このレビューはネタバレを含みます
小学校で同じクラスだった知的障害の子に、何年も昔の適当な日付を伝えると、その「曜日」を瞬時に答えられるという特技があったんだよ。
あれ、まさにレイモンドと同じサヴァン症候群だったんじゃないか。
一家はそれぞれが孤立してたんだね。
でも本心ではみんな繋がりたかった。
序盤のチャーリーの胸クソ感ったらなかなかのものだったけどw、孤独だから必要以上に強く出る。誰にも負けないように人を寄せ付けなくなる。

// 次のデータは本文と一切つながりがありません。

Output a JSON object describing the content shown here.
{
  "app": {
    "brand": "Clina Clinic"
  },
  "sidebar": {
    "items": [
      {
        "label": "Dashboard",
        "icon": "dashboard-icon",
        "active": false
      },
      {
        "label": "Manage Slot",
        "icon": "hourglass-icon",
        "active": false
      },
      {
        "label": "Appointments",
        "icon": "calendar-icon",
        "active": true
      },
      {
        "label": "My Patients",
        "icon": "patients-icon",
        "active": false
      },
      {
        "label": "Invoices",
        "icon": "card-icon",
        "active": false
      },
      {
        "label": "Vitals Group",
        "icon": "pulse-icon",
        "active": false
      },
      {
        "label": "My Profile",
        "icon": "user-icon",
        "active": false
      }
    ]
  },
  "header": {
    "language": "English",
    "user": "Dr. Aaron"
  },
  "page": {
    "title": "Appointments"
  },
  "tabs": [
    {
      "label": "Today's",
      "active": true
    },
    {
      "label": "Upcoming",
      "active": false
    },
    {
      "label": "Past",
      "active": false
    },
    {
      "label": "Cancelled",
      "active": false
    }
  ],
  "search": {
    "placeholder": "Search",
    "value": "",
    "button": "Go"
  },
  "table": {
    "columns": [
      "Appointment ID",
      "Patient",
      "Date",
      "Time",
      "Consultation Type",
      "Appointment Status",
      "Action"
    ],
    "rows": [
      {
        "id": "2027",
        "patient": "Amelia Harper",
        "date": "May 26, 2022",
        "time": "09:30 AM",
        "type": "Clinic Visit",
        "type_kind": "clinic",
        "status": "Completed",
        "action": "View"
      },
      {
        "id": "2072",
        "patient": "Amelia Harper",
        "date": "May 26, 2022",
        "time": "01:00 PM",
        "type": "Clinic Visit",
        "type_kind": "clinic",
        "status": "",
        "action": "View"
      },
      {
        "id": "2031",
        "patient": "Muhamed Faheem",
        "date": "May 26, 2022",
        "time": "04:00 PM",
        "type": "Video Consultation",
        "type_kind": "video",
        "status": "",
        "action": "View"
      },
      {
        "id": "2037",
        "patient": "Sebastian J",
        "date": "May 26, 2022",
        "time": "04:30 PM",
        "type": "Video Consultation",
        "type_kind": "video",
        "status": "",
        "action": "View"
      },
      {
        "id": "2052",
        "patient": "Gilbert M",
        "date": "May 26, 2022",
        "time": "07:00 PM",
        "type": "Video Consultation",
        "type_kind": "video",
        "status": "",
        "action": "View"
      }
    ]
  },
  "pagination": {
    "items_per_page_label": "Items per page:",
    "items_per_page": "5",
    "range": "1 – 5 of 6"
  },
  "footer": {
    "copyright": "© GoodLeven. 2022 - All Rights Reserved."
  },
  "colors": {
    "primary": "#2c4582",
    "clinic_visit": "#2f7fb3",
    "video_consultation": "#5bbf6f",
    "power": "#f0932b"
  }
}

自分は彼と属性こそ違うけれど、その感覚だけはなんとなく理解できる気がするんだ。
そんなチャーリーが自然に変わっていく様子には、やっぱり胸を打たれてしまったな。
シロップの冗談でじゃれ合うふたりがたまらん。
それでも最後は非常に現実的な展開として、チャーリーとレイモンドは引き離されることになる。
ここで「連れて帰りたい」「一緒にいたい」という気持ちよりも、質問責めにされるレイモンドを救うことを優先して、「もういい」と止めるチャーリーが抜群に良かった。

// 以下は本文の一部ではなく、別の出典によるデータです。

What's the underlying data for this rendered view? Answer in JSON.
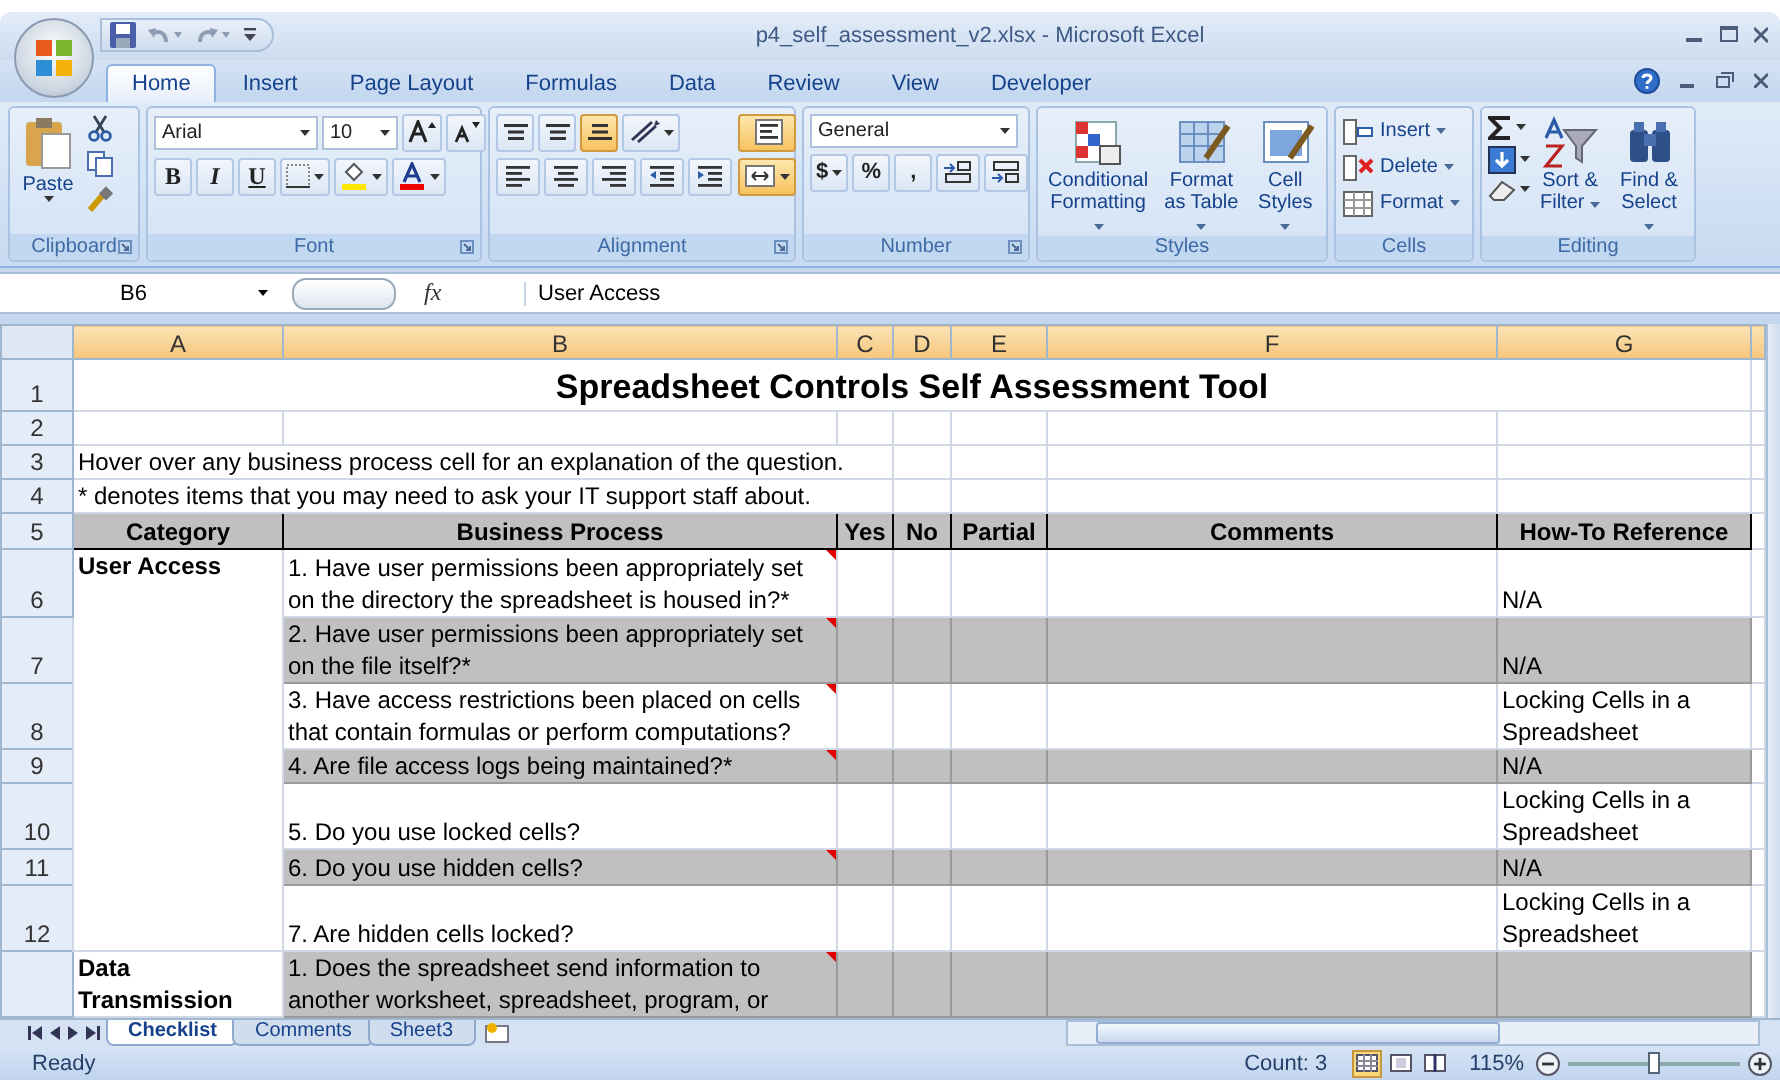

兄との再会以前の、自分の欲や敗北感を受け入れられなかったチャーリーとは真逆。
それらを全部飲み込んで、
(連れて帰りたいけど自分が会いに行けばいい)
(金なんかどうでもいい、負けることなんてどうでもいい)
とばかりに、レイモンドの幸せのみを考えた行動を取ることができたチャーリーに、序盤の嫌な奴の中に実は存在していた綺麗な何かを見ることができた気がする。
チャーリーも本来であれば、こうやって生きてこられたのかもしれないよね。
愛し方も愛され方も知らなかっただけで。
記憶の片隅の兄(レインマン)の姿がおぼろげに甦ってきた時に、彼から受けた愛や優しさをふわっと感じたんじゃないかと思う。
「C・H・A・R・L・I・E
僕の親友(メインマン)」
レイモンドはレインマンで、チャーリーはメインマンになった。
家族はいないと信じて疑わなかったチャーリーにとって、この言葉だけで生きていけるほどに嬉しかったはずだよね。
そして、これはチャーリーを幸せにしただけではなくて、彼がレイモンドを幸せにできたことも表していると思う。
繰り返すだけの日々をようやく上書きすることができたのだから。
愛を理解したチャーリーならスザンナともうまくやっていけるでしょう。
結果的にふたりを結びつけたのは、父親の大切にしていた車だったわけだよ。
父親は「叶うはずはない」と思いつつも、ふたりのこんな姿を望んで、チャーリーに車を託したのかもしれないなぁ……なんて考えてしまった。
それにしても、アメリカンニューシネマの頃から、難しくて独特でちょっと笑える役どころが抜群に巧い役者さんだったけど、どこまでいってもダスティン・ホフマンは名優だなぁ。